日が暮れるのを待ってた。清水、おまえは真昼が似合うけど。

(電波ジャックを試みるのは9月22日。打上げ旅行も最終日。『清水、ちょっとこっち。』『こっちってどっちだと思う?当ててみて、右左?それとも後ろ?』―――要件を簡潔に。なんて受験の面接じゃあるまいし型に嵌った言葉選びは捨て置いて、無駄にあふれた会話すらも楽しむみたいに紡いで注ぐ電話口。さていま彼女はどこも向いているだろう。『ていうかおまえ今どこに居るんだろ。俺も把握してなかったな。』『別荘の外、浜辺まで出て来られる?』どこまでも陽気な彼女を相手と思えばこその戯れた言葉選びは笑気を混ぜた口吻で音声と化す。ちょっと時間頂戴ってそういう意図を捏ねた誘い文句に乗ってくれることを期待して、もし彼女の姿をやっと目視できれば砂浜でしゃがみ込んだまま筒を持った手を振るだろう。)今日買出し行った時に見つけたんだけどさ。これ。見た瞬間、絶対清水に声掛けようって思ったんだ。(これ、とはまさに掌握している筒のこと。見てとばかりにパッケージを見せる。それは向日葵の名前が綴られた打ち上げ花火だった。)誕プレって程大したものじゃないけど、俺からの祝いも兼ねて。いい?火つけるよ。(土台を砂に埋込むことで花火のポジ取が決まれば、ダイニングから拝借したライターで着火。焦げ臭さが鼻先を擽る数秒後には向日葵のように黄色い火花が暗がりはじめた空にちらつくことだろう。思ったよりも空高く昇っていったきらめきはもしかすると向日葵よりも星に似ていたかもしれない。)海でさ、おまえの目の中に向日葵が咲いて見えた記憶があったから。だからこれ。そもそもこの花普通に好きだろうけど。(細めた目元が笑顔をあらわして、しゃがんだ態勢その侭に彼女を見遣る。プレゼントを名乗るには儚いたかが一瞬ぽっちの美しさは彼女の瞳にどう映っただろう。)誕生日おめでとう。清水。

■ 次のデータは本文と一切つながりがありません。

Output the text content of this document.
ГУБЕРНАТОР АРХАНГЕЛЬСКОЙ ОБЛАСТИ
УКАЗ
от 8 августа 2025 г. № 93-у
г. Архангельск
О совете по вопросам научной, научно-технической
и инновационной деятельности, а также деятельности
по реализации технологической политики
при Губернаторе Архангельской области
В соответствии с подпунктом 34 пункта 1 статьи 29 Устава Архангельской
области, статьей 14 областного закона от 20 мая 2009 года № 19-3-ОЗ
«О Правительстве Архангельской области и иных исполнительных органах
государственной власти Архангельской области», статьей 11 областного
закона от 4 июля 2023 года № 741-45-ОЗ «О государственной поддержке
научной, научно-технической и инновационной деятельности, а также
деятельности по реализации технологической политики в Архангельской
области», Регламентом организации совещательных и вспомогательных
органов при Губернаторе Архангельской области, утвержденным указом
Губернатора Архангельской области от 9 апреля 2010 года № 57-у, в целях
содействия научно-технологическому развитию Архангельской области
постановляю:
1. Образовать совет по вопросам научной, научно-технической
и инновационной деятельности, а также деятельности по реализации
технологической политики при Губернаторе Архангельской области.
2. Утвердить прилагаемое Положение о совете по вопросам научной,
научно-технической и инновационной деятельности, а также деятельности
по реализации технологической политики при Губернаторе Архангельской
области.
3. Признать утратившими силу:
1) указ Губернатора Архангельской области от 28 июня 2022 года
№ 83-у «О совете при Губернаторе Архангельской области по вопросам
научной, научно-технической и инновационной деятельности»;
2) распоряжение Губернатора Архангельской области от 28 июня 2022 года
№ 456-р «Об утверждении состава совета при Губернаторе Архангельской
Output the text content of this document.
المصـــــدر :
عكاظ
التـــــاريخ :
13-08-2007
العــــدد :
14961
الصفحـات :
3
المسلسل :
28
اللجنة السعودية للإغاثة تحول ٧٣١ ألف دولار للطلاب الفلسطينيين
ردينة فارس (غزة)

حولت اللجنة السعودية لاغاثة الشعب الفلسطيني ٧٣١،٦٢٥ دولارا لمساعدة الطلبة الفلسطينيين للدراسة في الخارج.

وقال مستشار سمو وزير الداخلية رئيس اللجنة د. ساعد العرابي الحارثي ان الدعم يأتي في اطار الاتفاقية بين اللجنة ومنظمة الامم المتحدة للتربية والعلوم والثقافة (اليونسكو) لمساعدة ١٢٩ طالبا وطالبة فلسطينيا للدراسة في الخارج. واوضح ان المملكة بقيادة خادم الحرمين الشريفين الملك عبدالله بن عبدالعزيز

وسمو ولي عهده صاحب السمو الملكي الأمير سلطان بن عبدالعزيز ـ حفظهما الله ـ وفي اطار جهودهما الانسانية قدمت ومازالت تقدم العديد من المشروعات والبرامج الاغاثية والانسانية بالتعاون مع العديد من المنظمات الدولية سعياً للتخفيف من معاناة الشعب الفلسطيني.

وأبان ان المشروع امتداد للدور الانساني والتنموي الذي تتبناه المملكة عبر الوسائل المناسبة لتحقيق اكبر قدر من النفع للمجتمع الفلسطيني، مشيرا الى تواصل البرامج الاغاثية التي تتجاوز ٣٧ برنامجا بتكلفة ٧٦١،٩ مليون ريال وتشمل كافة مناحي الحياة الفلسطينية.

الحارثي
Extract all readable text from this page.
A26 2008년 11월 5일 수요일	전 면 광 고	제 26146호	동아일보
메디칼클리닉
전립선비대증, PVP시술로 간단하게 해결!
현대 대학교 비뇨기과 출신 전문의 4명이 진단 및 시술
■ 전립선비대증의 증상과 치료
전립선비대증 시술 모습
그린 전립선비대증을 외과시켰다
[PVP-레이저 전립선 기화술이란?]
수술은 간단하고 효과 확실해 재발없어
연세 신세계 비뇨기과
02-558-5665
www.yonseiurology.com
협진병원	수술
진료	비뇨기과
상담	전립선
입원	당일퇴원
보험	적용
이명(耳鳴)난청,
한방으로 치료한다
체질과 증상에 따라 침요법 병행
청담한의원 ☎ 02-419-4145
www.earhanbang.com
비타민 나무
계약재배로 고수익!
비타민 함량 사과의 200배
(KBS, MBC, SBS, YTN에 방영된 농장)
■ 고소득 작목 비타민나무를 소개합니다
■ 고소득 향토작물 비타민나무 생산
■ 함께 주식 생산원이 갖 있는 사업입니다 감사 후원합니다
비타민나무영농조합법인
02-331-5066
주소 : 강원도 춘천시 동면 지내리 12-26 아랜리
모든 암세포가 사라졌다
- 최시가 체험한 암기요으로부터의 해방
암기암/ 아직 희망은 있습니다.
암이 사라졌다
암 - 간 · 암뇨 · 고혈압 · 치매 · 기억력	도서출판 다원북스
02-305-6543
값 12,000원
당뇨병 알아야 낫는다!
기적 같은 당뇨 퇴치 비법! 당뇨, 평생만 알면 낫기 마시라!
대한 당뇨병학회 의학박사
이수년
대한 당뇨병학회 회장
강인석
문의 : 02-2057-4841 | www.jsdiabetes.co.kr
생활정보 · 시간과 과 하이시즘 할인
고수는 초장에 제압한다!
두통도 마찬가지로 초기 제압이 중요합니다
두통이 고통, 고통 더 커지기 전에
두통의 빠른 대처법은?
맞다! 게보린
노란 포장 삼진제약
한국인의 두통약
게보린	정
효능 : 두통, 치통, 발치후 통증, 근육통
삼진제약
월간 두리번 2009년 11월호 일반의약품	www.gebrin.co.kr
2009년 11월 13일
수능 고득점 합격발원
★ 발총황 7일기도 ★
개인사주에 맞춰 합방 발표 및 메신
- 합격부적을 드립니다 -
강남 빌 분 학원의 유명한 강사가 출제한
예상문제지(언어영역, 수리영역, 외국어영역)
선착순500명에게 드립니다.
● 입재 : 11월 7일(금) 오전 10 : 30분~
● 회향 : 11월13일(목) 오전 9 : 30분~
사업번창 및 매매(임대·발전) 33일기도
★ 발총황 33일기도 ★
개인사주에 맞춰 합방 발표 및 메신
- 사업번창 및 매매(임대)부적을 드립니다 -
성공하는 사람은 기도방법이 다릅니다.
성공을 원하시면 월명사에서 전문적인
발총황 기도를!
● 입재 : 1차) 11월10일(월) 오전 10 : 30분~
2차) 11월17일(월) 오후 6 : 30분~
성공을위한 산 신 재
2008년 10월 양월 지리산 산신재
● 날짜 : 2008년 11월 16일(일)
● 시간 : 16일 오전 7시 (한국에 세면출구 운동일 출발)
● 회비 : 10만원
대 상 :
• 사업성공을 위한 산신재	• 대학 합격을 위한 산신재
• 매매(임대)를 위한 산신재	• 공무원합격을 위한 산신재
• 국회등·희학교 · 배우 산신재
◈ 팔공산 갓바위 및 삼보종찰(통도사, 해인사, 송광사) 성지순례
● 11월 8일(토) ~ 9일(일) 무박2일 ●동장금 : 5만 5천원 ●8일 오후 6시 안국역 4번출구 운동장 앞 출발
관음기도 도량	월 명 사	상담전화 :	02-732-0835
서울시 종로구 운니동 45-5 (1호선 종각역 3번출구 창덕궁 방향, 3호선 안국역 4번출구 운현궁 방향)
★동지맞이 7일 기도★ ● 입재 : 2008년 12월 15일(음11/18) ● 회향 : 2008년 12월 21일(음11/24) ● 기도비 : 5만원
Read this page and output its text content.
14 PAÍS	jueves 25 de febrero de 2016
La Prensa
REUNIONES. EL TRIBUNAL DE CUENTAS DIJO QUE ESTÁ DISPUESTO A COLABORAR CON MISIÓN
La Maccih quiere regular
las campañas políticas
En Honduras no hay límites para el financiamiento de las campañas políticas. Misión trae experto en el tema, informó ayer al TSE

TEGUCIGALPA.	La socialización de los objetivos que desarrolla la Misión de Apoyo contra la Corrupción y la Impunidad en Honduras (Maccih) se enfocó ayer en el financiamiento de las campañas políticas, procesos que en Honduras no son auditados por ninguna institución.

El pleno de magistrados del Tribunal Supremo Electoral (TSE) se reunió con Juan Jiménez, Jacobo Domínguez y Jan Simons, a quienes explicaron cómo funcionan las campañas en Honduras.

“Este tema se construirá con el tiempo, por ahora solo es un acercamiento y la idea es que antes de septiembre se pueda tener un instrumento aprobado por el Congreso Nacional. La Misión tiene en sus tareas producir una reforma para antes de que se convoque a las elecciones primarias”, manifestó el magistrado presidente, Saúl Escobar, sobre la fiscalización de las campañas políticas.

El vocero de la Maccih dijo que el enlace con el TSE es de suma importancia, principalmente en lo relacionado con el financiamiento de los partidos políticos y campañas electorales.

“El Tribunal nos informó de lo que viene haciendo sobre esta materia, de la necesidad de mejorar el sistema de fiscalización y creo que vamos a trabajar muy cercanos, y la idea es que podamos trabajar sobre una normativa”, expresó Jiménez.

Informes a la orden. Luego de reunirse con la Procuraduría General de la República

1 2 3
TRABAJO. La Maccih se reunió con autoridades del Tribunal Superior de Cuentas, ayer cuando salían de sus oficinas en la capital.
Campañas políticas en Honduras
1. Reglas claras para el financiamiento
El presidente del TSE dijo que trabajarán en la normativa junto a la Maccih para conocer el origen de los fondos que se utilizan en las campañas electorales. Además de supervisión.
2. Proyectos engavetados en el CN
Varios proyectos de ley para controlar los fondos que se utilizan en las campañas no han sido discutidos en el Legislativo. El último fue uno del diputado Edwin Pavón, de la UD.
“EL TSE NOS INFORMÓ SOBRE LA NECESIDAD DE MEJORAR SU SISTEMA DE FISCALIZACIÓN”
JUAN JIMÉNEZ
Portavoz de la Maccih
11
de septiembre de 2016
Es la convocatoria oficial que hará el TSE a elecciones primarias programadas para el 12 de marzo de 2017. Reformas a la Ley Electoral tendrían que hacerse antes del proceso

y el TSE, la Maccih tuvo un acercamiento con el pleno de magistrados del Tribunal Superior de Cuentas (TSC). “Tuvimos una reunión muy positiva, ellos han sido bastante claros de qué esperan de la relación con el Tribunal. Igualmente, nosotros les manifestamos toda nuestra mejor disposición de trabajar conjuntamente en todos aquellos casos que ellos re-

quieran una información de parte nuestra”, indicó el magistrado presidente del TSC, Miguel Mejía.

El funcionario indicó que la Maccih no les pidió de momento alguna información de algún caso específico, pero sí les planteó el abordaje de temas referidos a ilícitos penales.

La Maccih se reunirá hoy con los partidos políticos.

葉邑柊〆 09/26 (Sat) 00:35 No.61
えっ何どっち?!(外出から戻るや、バーベキューの準備が進む別荘内を横目にシャワーでサッパリ爽快感を得た直後。受話直後の突拍子の無さに、一瞬ばかりノゾキの可能性過ぎらせたのは後々の笑い話にするとして、戯れと気づいたなら早かった。『完全に今後ろ見ちゃったし、このシチュ誰かいてもいなくてもやなんだけど?!』とは不満げに、彼に見えなくとも俄に唇尖らせるくせ、『テキトー過ぎんじゃん』と大雑把の側面をこのタイミングで垣間見ればかろい笑声弾けるのもすぐ。『ねえちょっとそーかな?!って今期待してたんだけど祝ってくれんの?』と、今日の日付を思えば唐突な呼び出しに先んじて期待を込めてしまうから、二つ返事で向かった砂浜の姿に駆け寄る足の速いこと。)んははっ!こんなんあるんだ?!ねー葉邑もしかしなくてもヒマワリであたし思い出すよーになってんでしょ?あたしも今クリームソーダ飲みたいもん。(筒状の花火とパッケージにて把握したなら、夏を思わす花の名に異国でのひと幕を紐付けるのは容易だった。何せ吸い込む空気は潮の匂いを孕み、異なるのは服装ぐらいのシチュエーションだ。花火を視認した瞬間から期待は盈ちるからこそ、確認のいい?に即時頷き、砂浜にしゃがみこんで見上げた薄明の空に咲いた黄色を映じた瞳は、瞬間きっと色濃く染まったはず。)うっわけっこー高くない?!これ速攻花火始めてんのバレたな?!(歓声は笑い混じり、仰いだ空から一転視線を地上に戻せば憶測に軽く頷いた。水着でなく、瞳に宿す花に纏わるそれと知れば照れくささもひとさじ落ちるけど。)ありがと♪葉邑誕生日けっこー早かった?来年はあたしもなんかして祝うから一週間くらい前に予告して!(ともすれば無茶ぶりの様相呈すねだりがきっとこの男には造作ないだろうとの読みが正しくとも、約10ヶ月に及んでハードルが上がり続ける可能性にはまだ気づかぬ杪夏のこと。)